Jojo Rabbit : Allemagne Année Zéro.

Surprenant Taika Waititi qui, après avoir dynamité la licence Thor pour Marvel, s’attaque à la Seconde Guerre Mondiale sous le regard naïf d’un enfant de la Jeunesse Hitlérienne. À première vue, comment un tel film peut voir le jour en 2019 ? Adolf Hitler meilleur ami d’un enfant aryen aux convictions assises à force de propagande.
Le film débute sur le départ de Jojo en camp d’entraînement avec son ami Yorki. La séquence est hilarante, car tournant en dérision le procédé même du camp et de l’embrigadement des jeunes Allemands à l’époque. Taika Waititi ironise pour amuser le spectateur et mieux le piéger par un rebondissement de ton, salvateur pour le film.

Après Thor Ragnarok, nous étions curieux de voir la perspective de carrière du réalisateur néo-zélandais. Préparant son retour dans la franchise Marvel avec Thor : Love & Thunder après une participation au Suicide Squad de James Gunn, le voilà nous embarquant sous le regard d’un enfant au cœur de l’Allemagne d’Adolf Hitler et dans les dernières heures du conflit mondial.
Taika Waititi nous aspire donc au cœur d’une comédie gaudriole sous influence des ZAZ, voire de Mel Brooks. On pense beaucoup à ce dernier pour l’approche comique, Les Producteurs n’étant jamais loin avant que Jojo Rabbit bascule dans une réalité bien moins drôle.
La force de Jojo Rabbit est de se servir de la comédie pour mieux traiter le drame de la guerre. Si la présence d’Adolf Hitler en personnage secondaire peut porter à confusion, voire à polémique, rapidement nous comprenons l’utilité de cette incarnation par Taika Waititi lui-même. S’il s’est obligé de l’incarner faute de choix et de refus des acteurs contactés, le réalisateur/acteur est la projection de l’embrigadement psychologique d’un enfant qui n’a rien demandé. Il se voit conditionné par une propagande forte et un pouvoir qui ne s’embarrassera point de lancer les enfants dans la bataille finale pour contrecarrer l’entrée des Américains dans la ville.
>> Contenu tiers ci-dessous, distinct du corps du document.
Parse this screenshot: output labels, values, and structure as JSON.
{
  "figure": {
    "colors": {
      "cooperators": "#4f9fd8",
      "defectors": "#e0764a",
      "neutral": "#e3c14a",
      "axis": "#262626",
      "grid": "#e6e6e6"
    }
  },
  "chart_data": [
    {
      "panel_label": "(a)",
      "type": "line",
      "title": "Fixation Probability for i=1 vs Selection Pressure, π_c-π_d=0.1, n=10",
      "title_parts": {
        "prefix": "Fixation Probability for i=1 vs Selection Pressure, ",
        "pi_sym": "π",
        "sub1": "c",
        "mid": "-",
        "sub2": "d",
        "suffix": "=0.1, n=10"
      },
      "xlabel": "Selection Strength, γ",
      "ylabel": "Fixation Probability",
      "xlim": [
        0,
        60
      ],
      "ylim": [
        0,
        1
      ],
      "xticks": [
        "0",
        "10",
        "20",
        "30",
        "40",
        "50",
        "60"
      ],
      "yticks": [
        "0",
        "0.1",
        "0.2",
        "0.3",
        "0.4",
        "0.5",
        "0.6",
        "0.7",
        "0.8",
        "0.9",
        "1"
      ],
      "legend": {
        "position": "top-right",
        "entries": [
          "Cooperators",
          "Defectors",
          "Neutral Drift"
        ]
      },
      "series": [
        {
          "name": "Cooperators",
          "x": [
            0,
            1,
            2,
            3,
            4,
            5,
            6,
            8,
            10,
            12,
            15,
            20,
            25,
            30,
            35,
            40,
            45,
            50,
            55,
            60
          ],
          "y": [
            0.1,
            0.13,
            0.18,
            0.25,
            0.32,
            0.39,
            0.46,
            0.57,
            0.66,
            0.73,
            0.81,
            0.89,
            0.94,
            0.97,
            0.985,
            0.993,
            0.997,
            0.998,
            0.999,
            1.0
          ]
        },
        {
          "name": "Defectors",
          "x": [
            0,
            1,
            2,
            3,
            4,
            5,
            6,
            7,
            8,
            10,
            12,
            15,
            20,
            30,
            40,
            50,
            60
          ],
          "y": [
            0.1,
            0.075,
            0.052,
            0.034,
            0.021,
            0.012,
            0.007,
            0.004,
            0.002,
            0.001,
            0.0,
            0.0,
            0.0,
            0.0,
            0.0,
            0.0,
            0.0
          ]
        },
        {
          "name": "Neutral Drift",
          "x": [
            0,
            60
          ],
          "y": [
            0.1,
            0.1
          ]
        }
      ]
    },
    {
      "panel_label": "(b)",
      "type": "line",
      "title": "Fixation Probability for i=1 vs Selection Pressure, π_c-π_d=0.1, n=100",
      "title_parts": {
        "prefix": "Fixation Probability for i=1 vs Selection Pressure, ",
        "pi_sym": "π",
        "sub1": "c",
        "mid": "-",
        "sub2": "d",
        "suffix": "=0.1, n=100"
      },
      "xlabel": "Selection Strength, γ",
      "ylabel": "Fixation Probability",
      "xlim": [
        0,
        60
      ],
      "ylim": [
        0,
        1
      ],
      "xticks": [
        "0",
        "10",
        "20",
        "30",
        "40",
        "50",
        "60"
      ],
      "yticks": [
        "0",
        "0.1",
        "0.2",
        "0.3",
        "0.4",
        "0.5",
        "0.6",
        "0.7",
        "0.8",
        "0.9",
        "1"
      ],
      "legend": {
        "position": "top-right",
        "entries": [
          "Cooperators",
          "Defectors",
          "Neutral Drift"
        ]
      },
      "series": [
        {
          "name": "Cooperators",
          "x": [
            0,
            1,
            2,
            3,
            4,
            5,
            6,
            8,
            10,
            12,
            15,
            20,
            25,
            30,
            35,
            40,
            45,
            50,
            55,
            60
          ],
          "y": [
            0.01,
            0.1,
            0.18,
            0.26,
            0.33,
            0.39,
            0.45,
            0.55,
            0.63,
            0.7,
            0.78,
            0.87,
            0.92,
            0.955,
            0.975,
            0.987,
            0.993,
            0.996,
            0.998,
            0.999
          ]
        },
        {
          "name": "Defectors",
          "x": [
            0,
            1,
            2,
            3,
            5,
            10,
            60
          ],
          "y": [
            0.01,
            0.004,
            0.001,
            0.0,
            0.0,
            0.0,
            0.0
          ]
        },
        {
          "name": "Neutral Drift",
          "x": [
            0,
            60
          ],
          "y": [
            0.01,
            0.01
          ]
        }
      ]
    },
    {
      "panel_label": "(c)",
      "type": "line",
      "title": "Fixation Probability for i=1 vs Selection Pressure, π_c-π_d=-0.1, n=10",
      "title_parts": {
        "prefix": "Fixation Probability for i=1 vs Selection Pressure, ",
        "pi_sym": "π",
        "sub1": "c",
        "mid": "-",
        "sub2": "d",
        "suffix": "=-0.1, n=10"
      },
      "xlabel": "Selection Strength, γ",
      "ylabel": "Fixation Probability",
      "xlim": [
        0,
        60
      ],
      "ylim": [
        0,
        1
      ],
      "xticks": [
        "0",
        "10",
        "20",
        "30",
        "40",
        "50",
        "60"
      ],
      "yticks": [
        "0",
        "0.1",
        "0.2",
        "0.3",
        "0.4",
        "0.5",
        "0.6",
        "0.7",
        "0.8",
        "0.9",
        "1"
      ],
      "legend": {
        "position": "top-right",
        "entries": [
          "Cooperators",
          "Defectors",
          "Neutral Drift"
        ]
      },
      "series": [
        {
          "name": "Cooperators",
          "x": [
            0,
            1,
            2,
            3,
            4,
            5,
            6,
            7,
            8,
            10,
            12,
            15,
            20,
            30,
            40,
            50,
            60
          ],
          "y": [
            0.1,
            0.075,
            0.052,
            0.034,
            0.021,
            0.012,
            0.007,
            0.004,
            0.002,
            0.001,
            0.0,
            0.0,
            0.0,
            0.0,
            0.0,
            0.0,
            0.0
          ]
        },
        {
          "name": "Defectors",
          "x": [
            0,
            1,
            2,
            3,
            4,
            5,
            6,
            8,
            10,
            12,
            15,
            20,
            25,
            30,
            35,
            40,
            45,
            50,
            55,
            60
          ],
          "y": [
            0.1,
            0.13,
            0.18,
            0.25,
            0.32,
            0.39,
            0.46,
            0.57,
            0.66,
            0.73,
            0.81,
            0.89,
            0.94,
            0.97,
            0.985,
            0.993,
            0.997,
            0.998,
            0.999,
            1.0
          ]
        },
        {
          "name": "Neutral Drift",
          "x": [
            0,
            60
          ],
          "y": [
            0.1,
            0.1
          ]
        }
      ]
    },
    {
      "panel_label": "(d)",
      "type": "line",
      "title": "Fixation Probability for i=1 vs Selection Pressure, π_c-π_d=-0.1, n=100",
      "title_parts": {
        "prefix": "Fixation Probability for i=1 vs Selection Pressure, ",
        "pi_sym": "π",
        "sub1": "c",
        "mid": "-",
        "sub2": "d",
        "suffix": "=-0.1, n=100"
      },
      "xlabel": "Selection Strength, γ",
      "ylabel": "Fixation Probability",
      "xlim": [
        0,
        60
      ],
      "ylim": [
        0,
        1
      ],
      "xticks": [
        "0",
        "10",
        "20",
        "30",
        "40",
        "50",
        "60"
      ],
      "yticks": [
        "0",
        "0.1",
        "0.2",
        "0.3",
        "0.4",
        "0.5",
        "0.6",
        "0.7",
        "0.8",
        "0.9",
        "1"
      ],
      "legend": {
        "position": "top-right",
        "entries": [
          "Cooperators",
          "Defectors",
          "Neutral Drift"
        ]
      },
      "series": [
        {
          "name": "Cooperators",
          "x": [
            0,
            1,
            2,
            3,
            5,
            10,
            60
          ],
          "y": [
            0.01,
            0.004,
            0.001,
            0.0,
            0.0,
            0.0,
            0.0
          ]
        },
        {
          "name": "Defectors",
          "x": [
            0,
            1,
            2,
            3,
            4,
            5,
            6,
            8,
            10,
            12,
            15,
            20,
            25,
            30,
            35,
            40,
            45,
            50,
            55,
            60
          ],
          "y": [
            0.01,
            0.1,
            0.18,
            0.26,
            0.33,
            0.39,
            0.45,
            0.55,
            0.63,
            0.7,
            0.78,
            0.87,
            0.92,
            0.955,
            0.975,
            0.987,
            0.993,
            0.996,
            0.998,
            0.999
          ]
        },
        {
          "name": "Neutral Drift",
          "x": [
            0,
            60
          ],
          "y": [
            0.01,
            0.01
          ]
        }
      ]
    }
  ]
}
Taika Waititi brosse le portrait d’un enfant perdu dans les ruines d’un pays dégradé par la folie de son dictateur. On évitera de divulguer les points forts d’un long-métrage narrant le cheminement d’un enfant qui va mûrir en apprenant la tragédie humaine. Blessé et portant sur lui les cicatrices de la folie meurtrière de son propre pays, il va, boiteux, porter haut la parole de la propagande avant de comprendre la tragédie qui se joue en les écrivant sous forme de lettres. Ainsi Jojo va connaître l’amour, un sentiment papillonnant dans son ventre et le recadrant dans une réalité tragique. Le jeune personnage se confond alors avec Edmund, jeune aryen traînant dans les décombres d’une Allemagne apocalyptique chez Roberto Rosselini et son Allemagne – Année Zéro. La comédie pour mieux laisser exploser la tragédie au cœur d’une séquence de pendaison qui nous atteint au cœur voyant Jojo refaire les lacets d’un personnage clé, l’espoir et la lumière sensuelle d’un film plus fin que le laisse présager sa bande-annonce.
Taika Waititi se montre définitivement être un réalisateur mûr, intéressant et surprenant. Trichant sur la valeur de son casting pour mieux nous attraper et nous chavirer au cœur d’une douleur toujours vive aujourd’hui, le final ne s’empêche pas une once d’espoir convoquant des valeurs d’amitié et d’amour. L’humain avant tout alors que pour Rosselini, en 1947, ce n’était qu’une chimère dévorante et meurtrière. Deux mesures pour deux époques bien distinctes.